Bushra Rehman

Winter 2022 Edition / Poetry

Three Poems

Bushra Rehman

Portrait at Forty-Seven

For Kamilah Aisha Moon

 

“It is said that grief is actually love—but with nowhere to go.” ~Ocean Vuong

 

My body grows softer

and softer

as soft as the earth

 

Midline, I’m at the partition of my life

junior elder, the halfway mark

between being and not

 

Forty-seven, and I have my mother’s ageless skin

I confuse everyone, including myself

People say: I thought you were 37, 27

I want to say: I looked nothing

like this when I was 37, 27

and I feel hundreds of years old

 

Forty-seven, and I know these legs

are not promised to me

I know these eyes

will not always see clear

I know those I love will walk

down the road and disappear

 

Forty-seven, and I thought

we would be old women together

stiff but sturdy, like broken trees

flashes of heat like lightning

inside of you, inside of me

 

Instead, our bodies grow softer

and softer, as soft as the earth

midline, we are at the partition

the halfway mark

between being and not

 

 

  

Joseph

 

Joseph’s mattress is in the center of our living room

bare and naked and taking up a lot of space

X wanted to get rid of it

Y said, I’m not even sad he’s dead

and I crossed myself

when I walked by his house the other day

 

There, Joseph, if I write a poem for you

will you stop standing over my shoulder

your hands in your pockets

ready to say, whatever comes into your head?

 

You’d say, “You’re smiling now

because you’re uncomfortable.”

or “Your sneakers make you look

like you’re homeless.”

 

And as wrong and rude as those things were

at the upstate parties we were always at

they always brought me closer to you

because I knew what you were

and you knew what I was

 

Yeah, we were hanging out in the country

with all these upstate folks

but we said mean city kid things to each other

and they would make each of us smirk

 

We called each other out

because we knew

that in the corner of our hearts

there were basements and alleys

and childhood horrors

none of those upstate folks

could even imagine

 

When we’d hang out in Brooklyn,

you’d point out every street corner

where a friend had gotten shot

you always said, “I’m the only one

still alive from all my friends

who lived here, who lived on my block.”

 

And now Joseph, you’re not alive either

I can say that to you. I can be the only one

at this whole party who will be openly rude

who will look you in the face and tell you the truth:

Joseph, you’re not alive anymore

you don’t have to keep hanging around

 

 

Uncle S

Uncle S was shot by 12 officers, a rain of bullets, a blizzard of bullets, a hail of them, knocked him down, killing him in front of his home, the apartment above the masjid. The adults talked about it in helpless, horrified tones, shaking their heads. It didn’t appear in the news, just over the phones, in conversations among Uncles and Aunties, in collections taken up for his young pregnant wife, in discussions of his innocence, in sermons of how only Allah knows everything.

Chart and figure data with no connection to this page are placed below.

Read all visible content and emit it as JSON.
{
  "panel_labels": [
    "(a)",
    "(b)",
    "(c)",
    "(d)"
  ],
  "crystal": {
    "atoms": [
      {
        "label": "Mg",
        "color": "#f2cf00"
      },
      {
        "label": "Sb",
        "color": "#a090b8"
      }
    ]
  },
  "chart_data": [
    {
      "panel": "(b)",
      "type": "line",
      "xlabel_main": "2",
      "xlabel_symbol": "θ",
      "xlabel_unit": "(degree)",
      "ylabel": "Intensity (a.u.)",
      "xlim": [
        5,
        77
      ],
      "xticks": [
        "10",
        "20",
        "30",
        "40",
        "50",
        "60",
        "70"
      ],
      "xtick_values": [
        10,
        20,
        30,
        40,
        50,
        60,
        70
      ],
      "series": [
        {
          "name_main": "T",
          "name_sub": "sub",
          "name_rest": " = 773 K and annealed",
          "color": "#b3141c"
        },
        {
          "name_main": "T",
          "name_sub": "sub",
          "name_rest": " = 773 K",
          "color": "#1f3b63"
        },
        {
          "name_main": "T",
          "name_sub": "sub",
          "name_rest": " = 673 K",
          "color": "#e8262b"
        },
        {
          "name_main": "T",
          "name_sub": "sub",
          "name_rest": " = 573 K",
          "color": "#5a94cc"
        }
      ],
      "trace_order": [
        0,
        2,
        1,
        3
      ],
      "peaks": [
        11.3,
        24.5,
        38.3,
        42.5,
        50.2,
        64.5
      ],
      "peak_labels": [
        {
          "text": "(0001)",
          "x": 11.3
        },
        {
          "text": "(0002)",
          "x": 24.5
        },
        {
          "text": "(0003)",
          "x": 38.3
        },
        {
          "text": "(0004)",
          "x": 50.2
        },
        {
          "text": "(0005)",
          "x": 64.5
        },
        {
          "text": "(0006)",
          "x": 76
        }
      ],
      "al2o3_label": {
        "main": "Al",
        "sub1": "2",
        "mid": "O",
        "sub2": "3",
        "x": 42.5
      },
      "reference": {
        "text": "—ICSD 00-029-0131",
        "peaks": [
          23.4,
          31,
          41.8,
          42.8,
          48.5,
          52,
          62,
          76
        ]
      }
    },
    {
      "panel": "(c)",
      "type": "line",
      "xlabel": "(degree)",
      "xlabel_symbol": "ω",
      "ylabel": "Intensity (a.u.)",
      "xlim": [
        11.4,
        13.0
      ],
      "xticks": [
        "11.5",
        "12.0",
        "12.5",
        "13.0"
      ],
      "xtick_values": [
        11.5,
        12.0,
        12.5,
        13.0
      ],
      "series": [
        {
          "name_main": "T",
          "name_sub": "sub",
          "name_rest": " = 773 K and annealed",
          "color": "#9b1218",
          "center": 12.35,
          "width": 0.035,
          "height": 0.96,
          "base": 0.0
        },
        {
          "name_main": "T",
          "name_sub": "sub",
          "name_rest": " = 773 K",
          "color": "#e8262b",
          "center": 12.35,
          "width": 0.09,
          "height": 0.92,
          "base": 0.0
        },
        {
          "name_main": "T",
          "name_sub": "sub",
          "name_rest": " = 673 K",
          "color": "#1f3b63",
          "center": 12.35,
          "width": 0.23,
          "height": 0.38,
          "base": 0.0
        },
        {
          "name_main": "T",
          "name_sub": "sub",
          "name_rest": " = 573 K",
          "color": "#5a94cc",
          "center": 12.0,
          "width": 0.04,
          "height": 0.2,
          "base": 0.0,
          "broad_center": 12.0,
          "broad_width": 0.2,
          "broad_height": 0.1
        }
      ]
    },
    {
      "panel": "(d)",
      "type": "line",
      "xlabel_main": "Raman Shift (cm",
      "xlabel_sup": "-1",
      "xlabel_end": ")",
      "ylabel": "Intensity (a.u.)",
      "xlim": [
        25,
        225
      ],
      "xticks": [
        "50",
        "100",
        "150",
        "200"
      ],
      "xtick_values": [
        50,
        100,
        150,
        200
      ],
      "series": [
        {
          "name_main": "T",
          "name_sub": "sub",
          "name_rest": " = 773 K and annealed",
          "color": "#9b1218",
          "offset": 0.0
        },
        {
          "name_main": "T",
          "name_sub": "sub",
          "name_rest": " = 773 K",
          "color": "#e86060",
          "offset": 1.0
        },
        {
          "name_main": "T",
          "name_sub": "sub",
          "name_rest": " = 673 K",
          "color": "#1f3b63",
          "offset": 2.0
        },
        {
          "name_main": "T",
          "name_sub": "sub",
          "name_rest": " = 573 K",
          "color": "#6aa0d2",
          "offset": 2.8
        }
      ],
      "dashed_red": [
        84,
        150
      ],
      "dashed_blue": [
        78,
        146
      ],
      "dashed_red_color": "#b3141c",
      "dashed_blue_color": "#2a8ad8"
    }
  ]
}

I’d been 15, and Uncle S had been in the middle of building a bathroom in our hallway. Our house had been cut and cut and cut until our family only had the one bathroom for the eight of us: three teenagers, two children, one baby, two exhausted parents, not to mention all the overnight guests. Everyone was sorely strained, the bathroom especially. Most of the time, we’d be banging on the door, legs twisted in pretzels, crying out of shame we’d wet ourselves again.

For years after Uncle S was murdered, I showered in the unfinished bathroom. The hot water rained down on me, the half-finished tiles, the unfinished wood of the walls had been just left, open like a coffin, the smell of mold, the smell of death.

Thirty years later, my father is downstairs. There are so many bathrooms in my baby sister’s house, I get lost when looking for them. My father and I don’t speak. So many unsaid words between us. I want to ask: Do you remember Uncle S? Do you remember the day the police shot him down in front of his home, his young pregnant wife upstairs? I don’t have to ask, I know he remembers, he was there, he was there, he was there.

Bushra Rehman’s novel, Corona, a dark comedy about being Muslim American was chosen by the New York Public Library as one of its favorite novels about NYC and her collection of poems, Marianna’s Beauty Salon was described by Joseph O. Legaspi as a “love poem for Muslim girls, Queens, and immigrants making sense of their foreign home--and surviving.” She co-edited the anthology Colonize This! Young Women of Color on Today’s Feminism, chosen as one of Ms. Magazine's "100 Best Non-fiction Books of All Time.” Her newest novel, Rose, Mouth, Lion about friendship and desire among young Pakistani women is forthcoming from Flatiron Books.